At age 18, I was one of the millions of hopeful Iranians who stood in line to vote for the only presidential candidate who was no longer part of that circle. The nation stunned the regime's leadership on that spring day of 1997. The under dog became the President and the "reform" movement was born. The new supreme leader and his allies in the regime apparatus spent the next eight years blocking all his efforts of change, arresting many of his supporters and shutting down free press. I was one of the many victims of that crackdown. After spending 63 days in solitary confinement at age 20, I left Iran. 

A few year later, when many had also lost hope and the reformist opposition was in political disarray, the supreme leader managed to manoeuvre Ahamdi Nejad into the President's chair. And four years of massive crackdown and scaling back of the limited freedoms began. 

When people rose up again to put a stop to it in the election of June of 2009, Ahamdi Nejad and the supreme leader stood firm and went as far as announcing made up and pre determined results that had no correlation with the millions of votes cast.  Such shocking and blunt cheating brought millions of angry young Iranians to the streets and the Green movement was born. The brutality of the regime put an end to the protest.

The story of that suppression was one that pictures exposed better than words could. At the time I was watching these events from Washington DC and as a child of the 1979 revolution, I felt the excitement, the pain and the suffering  of the young women and men in the streets of Tehran with every fiber of my body. 
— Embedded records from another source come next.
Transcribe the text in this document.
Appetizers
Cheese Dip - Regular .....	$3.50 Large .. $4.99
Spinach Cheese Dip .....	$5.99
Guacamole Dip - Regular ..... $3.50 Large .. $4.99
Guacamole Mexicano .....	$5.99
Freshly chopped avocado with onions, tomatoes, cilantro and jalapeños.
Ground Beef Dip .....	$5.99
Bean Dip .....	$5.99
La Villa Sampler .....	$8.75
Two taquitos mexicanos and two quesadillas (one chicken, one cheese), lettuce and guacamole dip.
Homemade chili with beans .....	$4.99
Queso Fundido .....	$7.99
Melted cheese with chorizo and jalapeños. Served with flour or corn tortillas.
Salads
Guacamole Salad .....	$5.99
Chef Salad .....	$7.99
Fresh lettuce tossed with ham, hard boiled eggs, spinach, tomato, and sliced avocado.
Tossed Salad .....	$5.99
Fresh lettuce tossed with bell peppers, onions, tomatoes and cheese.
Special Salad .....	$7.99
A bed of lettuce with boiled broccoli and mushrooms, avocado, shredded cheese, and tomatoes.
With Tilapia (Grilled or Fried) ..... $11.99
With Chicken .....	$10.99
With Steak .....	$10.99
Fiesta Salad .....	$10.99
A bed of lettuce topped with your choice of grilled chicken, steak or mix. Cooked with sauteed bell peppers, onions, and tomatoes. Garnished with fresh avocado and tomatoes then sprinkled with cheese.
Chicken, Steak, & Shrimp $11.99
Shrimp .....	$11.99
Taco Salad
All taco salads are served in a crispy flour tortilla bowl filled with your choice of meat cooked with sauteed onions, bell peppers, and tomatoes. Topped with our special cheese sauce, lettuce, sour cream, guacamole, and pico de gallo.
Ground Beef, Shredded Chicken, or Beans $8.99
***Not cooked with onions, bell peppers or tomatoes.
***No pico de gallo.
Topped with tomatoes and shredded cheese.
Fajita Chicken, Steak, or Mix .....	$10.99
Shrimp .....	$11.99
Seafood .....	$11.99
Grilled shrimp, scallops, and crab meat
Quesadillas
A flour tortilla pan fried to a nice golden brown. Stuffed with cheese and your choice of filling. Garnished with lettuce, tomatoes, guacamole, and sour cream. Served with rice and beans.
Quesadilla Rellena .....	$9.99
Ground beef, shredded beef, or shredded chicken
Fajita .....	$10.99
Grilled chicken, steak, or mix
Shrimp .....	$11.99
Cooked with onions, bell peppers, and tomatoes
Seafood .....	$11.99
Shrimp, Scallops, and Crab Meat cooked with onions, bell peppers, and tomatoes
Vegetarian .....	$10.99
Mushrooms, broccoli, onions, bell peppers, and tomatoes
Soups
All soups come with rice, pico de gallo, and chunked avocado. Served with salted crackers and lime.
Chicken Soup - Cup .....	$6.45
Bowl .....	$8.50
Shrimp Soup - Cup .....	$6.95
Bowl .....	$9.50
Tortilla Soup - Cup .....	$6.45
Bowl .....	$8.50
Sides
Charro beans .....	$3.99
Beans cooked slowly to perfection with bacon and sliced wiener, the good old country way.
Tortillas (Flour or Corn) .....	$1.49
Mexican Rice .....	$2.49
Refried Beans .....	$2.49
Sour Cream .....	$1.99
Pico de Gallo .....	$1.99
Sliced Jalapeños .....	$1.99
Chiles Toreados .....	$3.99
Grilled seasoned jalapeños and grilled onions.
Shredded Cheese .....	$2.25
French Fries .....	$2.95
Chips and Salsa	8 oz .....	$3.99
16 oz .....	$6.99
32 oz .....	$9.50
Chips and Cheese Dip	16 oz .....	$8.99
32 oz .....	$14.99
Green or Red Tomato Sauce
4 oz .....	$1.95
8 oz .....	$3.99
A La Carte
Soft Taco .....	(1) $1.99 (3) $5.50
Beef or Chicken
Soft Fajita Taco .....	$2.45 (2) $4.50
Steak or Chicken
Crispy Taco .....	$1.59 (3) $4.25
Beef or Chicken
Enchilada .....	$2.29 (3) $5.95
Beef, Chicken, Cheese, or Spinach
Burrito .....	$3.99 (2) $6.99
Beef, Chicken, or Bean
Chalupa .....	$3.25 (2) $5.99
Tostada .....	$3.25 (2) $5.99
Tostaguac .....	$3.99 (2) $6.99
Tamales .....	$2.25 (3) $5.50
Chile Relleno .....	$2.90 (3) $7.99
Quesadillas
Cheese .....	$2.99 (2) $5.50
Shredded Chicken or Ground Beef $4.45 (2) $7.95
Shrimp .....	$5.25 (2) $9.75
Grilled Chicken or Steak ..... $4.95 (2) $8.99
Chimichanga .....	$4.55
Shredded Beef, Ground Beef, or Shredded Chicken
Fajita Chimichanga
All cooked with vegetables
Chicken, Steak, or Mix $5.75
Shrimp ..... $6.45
Yesterday, on the 32nd anniversary of the 1979 revolution and my birthday, I watched the youth of Egypt in awe. They finished what the Green movement couldn't achieve two years ago. It was of course an ironic coincidence to watch Mubarak leave on the same day Shah's regime fell. But contrary to the comparison the supreme leader of Iran drew between the revolution of 1979 and the uprising of the Egyptian people, the two events have little in common beside the date of the of victory. 

Every hour that has passed since the downfall of Mubarak, I see signs that the Iranian dictatorship is more nervous about the inspiration the people powered movement in Egypt will provide. The similarities of Egyptian uprising and the Green movement and emotional response of the Green activists to the scenes of cheer and jubilation in Cairo tells me that the desire of young Iranians for a day when they can dance in streets of Tehran is not only still alive but ready to erupt soon. Very soon.